报名处那场风波之后的第二天,个人战的分组抽签在演武场正门前的广场上进行。
广场上临时搭了一座三尺高的木台,台上摆着一张紫檀长桌,桌上放着一个用红绸蒙面的铜制签筒。签筒不大,但铜壁铸得极厚,筒身上刻满了历代武林盟主的名字,每个名字都只有指甲盖大小,密密麻麻地排列在一起,像是某种古老的封印。负责抽签的人是昨天那位在城门口给他们递令牌的中年执事——他姓孟,单名一个“淮”字,是武林盟的礼部执事,专门负责所有擂台的分组和排期。他站在紫檀长桌后面,手里拿着一本厚厚的名册,面前站满了今天来抽签的参赛者。
洛星河站在人群第三排靠左边的位置。他今天换了件利落的藏青色短打,袖口用皮绳扎紧,头发用银簪高高束起,腰侧挂着剑。他旁边是凤霓裳——她今天也换了装束,不是前两天那件藏蓝劲装,而是一身墨黑色的短打,领口和袖口都滚着暗红色的边,腰间照例挂着短刀和九节鞭。她站在人群里,周围的参赛者自动跟她保持了两步的距离——昨天报名处那个蝴蝶结事件已经在一夜之间传遍了整个武林城。早上他们在客栈吃早饭的时候,江晏就兴冲冲地跑来说,吉祥赌坊武林城分号已经把“凤霓裳首战对手是谁”的赌盘赔率调整了三次,从一赔三一路降到一赔一点二。

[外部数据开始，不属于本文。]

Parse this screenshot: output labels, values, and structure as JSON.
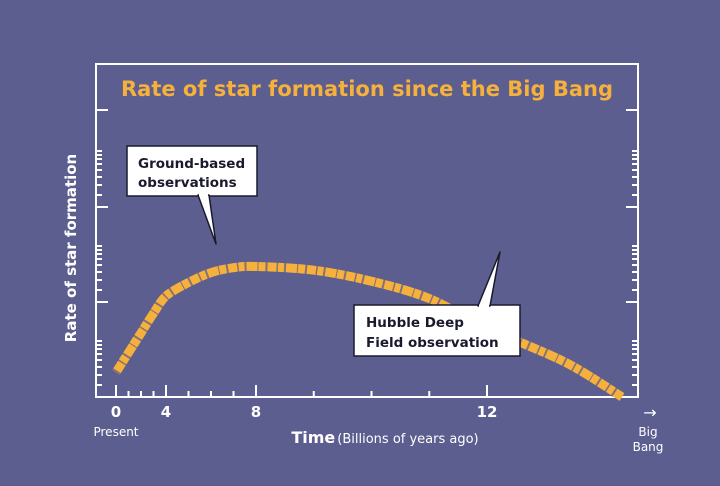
{
  "chart_data": {
    "type": "line",
    "title": "Rate of star formation since the Big Bang",
    "ylabel": "Rate of star formation",
    "xlabel_main": "Time",
    "xlabel_units": "(Billions of years ago)",
    "x_ticks": [
      "0",
      "4",
      "8",
      "12"
    ],
    "x_tick_values": [
      0,
      4,
      8,
      12
    ],
    "x_sublabel_left": "Present",
    "x_sublabel_right": [
      "Big",
      "Bang"
    ],
    "right_arrow": "→",
    "annotations": [
      {
        "lines": [
          "Ground-based",
          "observations"
        ]
      },
      {
        "lines": [
          "Hubble Deep",
          "Field observation"
        ]
      }
    ],
    "series": [
      {
        "x": [
          0,
          1,
          2,
          3,
          4,
          5,
          6,
          7,
          8,
          9,
          10,
          11,
          12,
          12.7,
          13.2
        ],
        "y": [
          0.28,
          0.36,
          0.44,
          0.52,
          0.59,
          0.645,
          0.685,
          0.705,
          0.71,
          0.695,
          0.65,
          0.58,
          0.46,
          0.32,
          0.18
        ]
      }
    ],
    "xlim": [
      0,
      13.2
    ],
    "ylim": [
      0.18,
      0.98
    ],
    "y_scale": "no numeric ticks shown",
    "colors": {
      "background": "#5c5e8f",
      "accent": "#f6b13c",
      "text": "#ffffff",
      "callout_border": "#1a1a2e"
    }
  }
}
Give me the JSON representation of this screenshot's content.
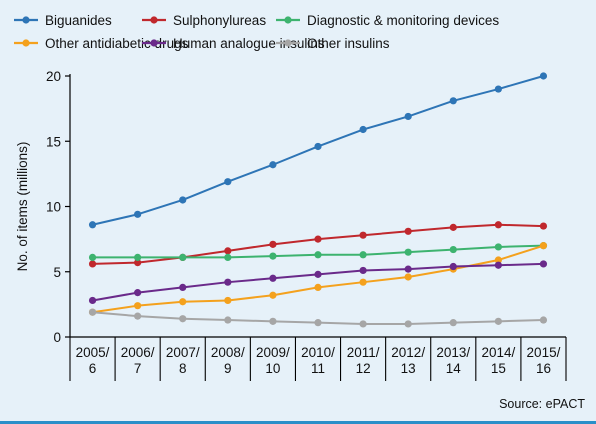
{
  "chart_data": {
    "type": "line",
    "xlabel": "",
    "ylabel": "No. of items (millions)",
    "ylim": [
      0,
      20
    ],
    "yticks": [
      "0",
      "5",
      "10",
      "15",
      "20"
    ],
    "grid": false,
    "legend_position": "top",
    "categories": [
      [
        "2005/",
        "6"
      ],
      [
        "2006/",
        "7"
      ],
      [
        "2007/",
        "8"
      ],
      [
        "2008/",
        "9"
      ],
      [
        "2009/",
        "10"
      ],
      [
        "2010/",
        "11"
      ],
      [
        "2011/",
        "12"
      ],
      [
        "2012/",
        "13"
      ],
      [
        "2013/",
        "14"
      ],
      [
        "2014/",
        "15"
      ],
      [
        "2015/",
        "16"
      ]
    ],
    "series": [
      {
        "name": "Biguanides",
        "color": "#2e75b6",
        "values": [
          8.6,
          9.4,
          10.5,
          11.9,
          13.2,
          14.6,
          15.9,
          16.9,
          18.1,
          19.0,
          20.0
        ]
      },
      {
        "name": "Sulphonylureas",
        "color": "#c0282d",
        "values": [
          5.6,
          5.7,
          6.1,
          6.6,
          7.1,
          7.5,
          7.8,
          8.1,
          8.4,
          8.6,
          8.5
        ]
      },
      {
        "name": "Diagnostic & monitoring devices",
        "color": "#3db36f",
        "values": [
          6.1,
          6.1,
          6.1,
          6.1,
          6.2,
          6.3,
          6.3,
          6.5,
          6.7,
          6.9,
          7.0
        ]
      },
      {
        "name": "Other antidiabetic drugs",
        "color": "#f4a11d",
        "values": [
          1.9,
          2.4,
          2.7,
          2.8,
          3.2,
          3.8,
          4.2,
          4.6,
          5.2,
          5.9,
          7.0
        ]
      },
      {
        "name": "Human analogue insulins",
        "color": "#6a2a8a",
        "values": [
          2.8,
          3.4,
          3.8,
          4.2,
          4.5,
          4.8,
          5.1,
          5.2,
          5.4,
          5.5,
          5.6
        ]
      },
      {
        "name": "Other insulins",
        "color": "#a6a6a6",
        "values": [
          1.9,
          1.6,
          1.4,
          1.3,
          1.2,
          1.1,
          1.0,
          1.0,
          1.1,
          1.2,
          1.3
        ]
      }
    ],
    "source": "Source: ePACT"
  }
}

“所有参赛者听清楚规则。”孟淮站在台上,用一口中气十足的嗓门压过了台下的嘈杂声,“个人战共分甲、乙、丙、丁四组,每组十六人。抽签决定分组,同组内再抽签决定对手。每组前两名进入复赛。听明白了没有?”
台下一片应和声。孟淮点了点头,伸手掀开了签筒上的红绸。铜签筒在晨光下反射出暗沉的金光,筒口黑洞洞的,从外面看不到里面签子的任何痕迹。孟淮开始念名字,被念到的人依次上台抽签。少林派的圆通和尚抽到了甲组,武当派的宋知远抽到了乙组,峨眉派的柳如霜抽到了丙组。每个人上台抽签之前,孟淮都会把名册上的名字念出来,然后把抽到的组别记在名册上,动作一丝不苟,看不出任何偏袒的迹象。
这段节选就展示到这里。